“Based on a true story” is the inescapable concept behind “Eduart,” an earnest crime drama where redemption is dangled like a carrot on a stick. Tale of an Albanian Joe getting into funny business in Athens and then paying the price for another crime back home features fine performances and Juergen Juerges’ expert lensing, but director-writer Angeliki Antoniou pushes too hard for a moralizing message. Pic cleaned up the awards for Greek films at the Thessaloniki fest and will probably travel the circuit, thanks in part to German backing.
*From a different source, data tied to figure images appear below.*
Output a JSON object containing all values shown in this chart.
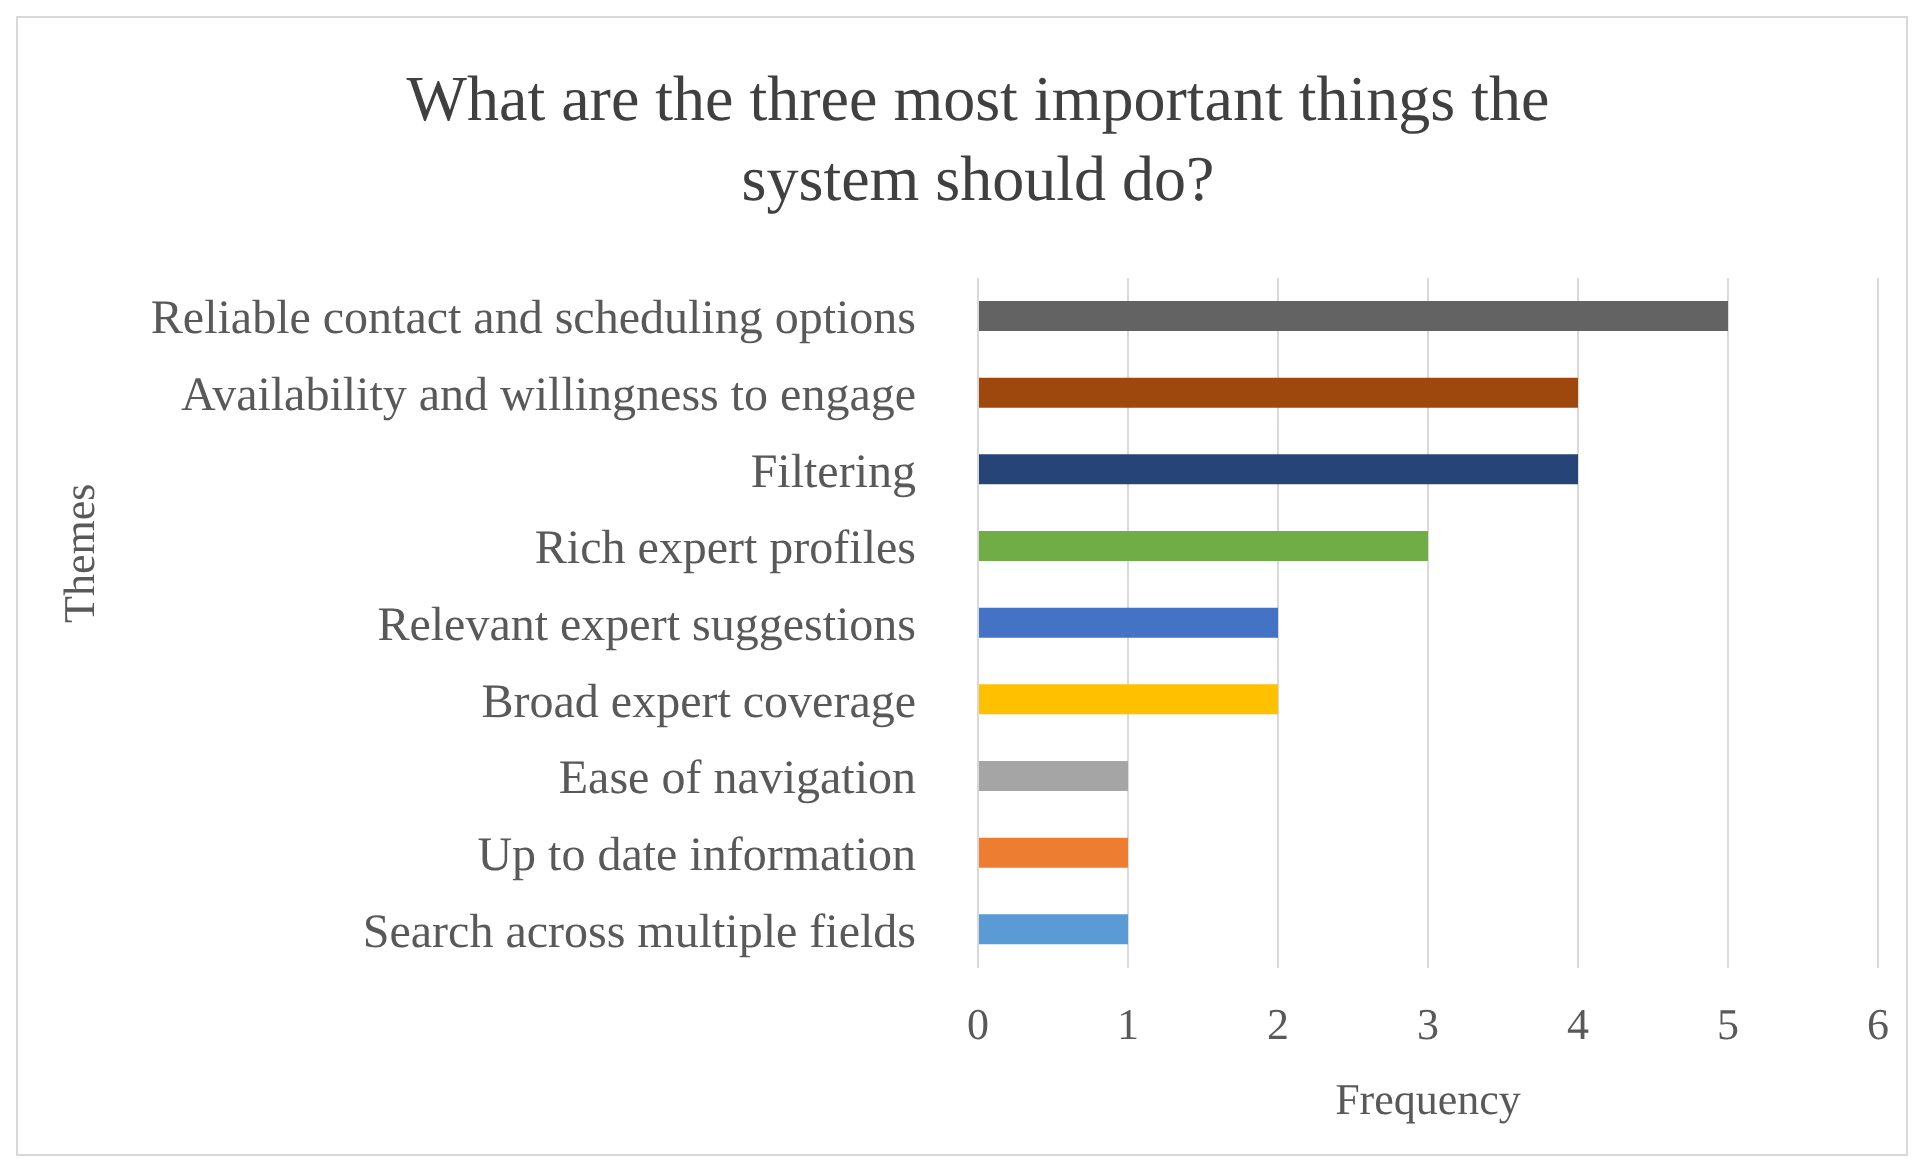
{
  "chart_data": {
    "type": "bar",
    "orientation": "horizontal",
    "title": "What are the three most important things the system should do?",
    "xlabel": "Frequency",
    "ylabel": "Themes",
    "categories": [
      "Reliable contact and scheduling options",
      "Availability and willingness to engage",
      "Filtering",
      "Rich expert profiles",
      "Relevant expert suggestions",
      "Broad expert coverage",
      "Ease of navigation",
      "Up to date information",
      "Search across multiple fields"
    ],
    "values": [
      5,
      4,
      4,
      3,
      2,
      2,
      1,
      1,
      1
    ],
    "colors": [
      "#636363",
      "#9e480e",
      "#264478",
      "#70ad47",
      "#4472c4",
      "#ffc000",
      "#a5a5a5",
      "#ed7d31",
      "#5b9bd5"
    ],
    "xlim": [
      0,
      6
    ],
    "xticks": [
      0,
      1,
      2,
      3,
      4,
      5,
      6
    ],
    "grid": "x",
    "legend": false
  }
}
Young, handsome and intense Eduart (Eshref Durmishi) came to Athens to be a rock star. But prospects for an illegal Albanian immigrant aren’t high in Greece, and he winds up hustling in a gay bar. Overcome with revulsion at his first client, Eduart kills the guy and runs back to Albania and the family home he fled two years earlier.
Mom and sis Natasha (Ermela Teli) are happy to see him, but army guy dad (Ndricim Xhepa) is still ticked off that Eduart stole money from his mother’s workplace before leaving. He fingers his son to the cops, and Eduart immediately gets trundled off to prison.
Eduart’s early days in Albanian stir are the stuff of countless slammer pics: He’s befriended by a kindly cellmate (Adrian Aziri) and terrorized by the rest. After Eduart’s bad attitude results in (surprise!) being sodomized by the tough guys, he’s brought to the prison infirmary, run by mysterious loner Dr. Erdmann (Andre Hennicke).
The good doctor, who’s also a prisoner (despite being a German national), is working off a major case of guilt along with his sentence. Eduart, on the other hand, feels no guilt and hasn’t even admitted to his crime. But under the influence of Erdmann’s noble suffering, Eduart slowly sees that inner peace may be possible.
In a rare case of a fugitive turning himself in, the real-life Eduart is currently serving his prison sentence for murder in Greece. Antoniou paints him as a basically decent guy with an impossible dream: Wounded when his castle in the air came crashing down, he committed the ultimate sin.
But for a film supposedly delving into motivation, there’s not much nuanced psychology. A Bible-quoting scene, along with other religious imagery, feels way too preachy.
Still, pic nicely captures the hopelessness of life in late ’90s Albania and, as Eduart, relative newcomer Durmishi does a fine job conveying the surprise of a hardened man discovering he still has sensitive areas in his soul.
Ace d.p. Juerges gives the drama texture even when it’s not always apparent in the dialogue; outdoor shots are particularly handsomely mounted. Music is occasionally over-sentimental.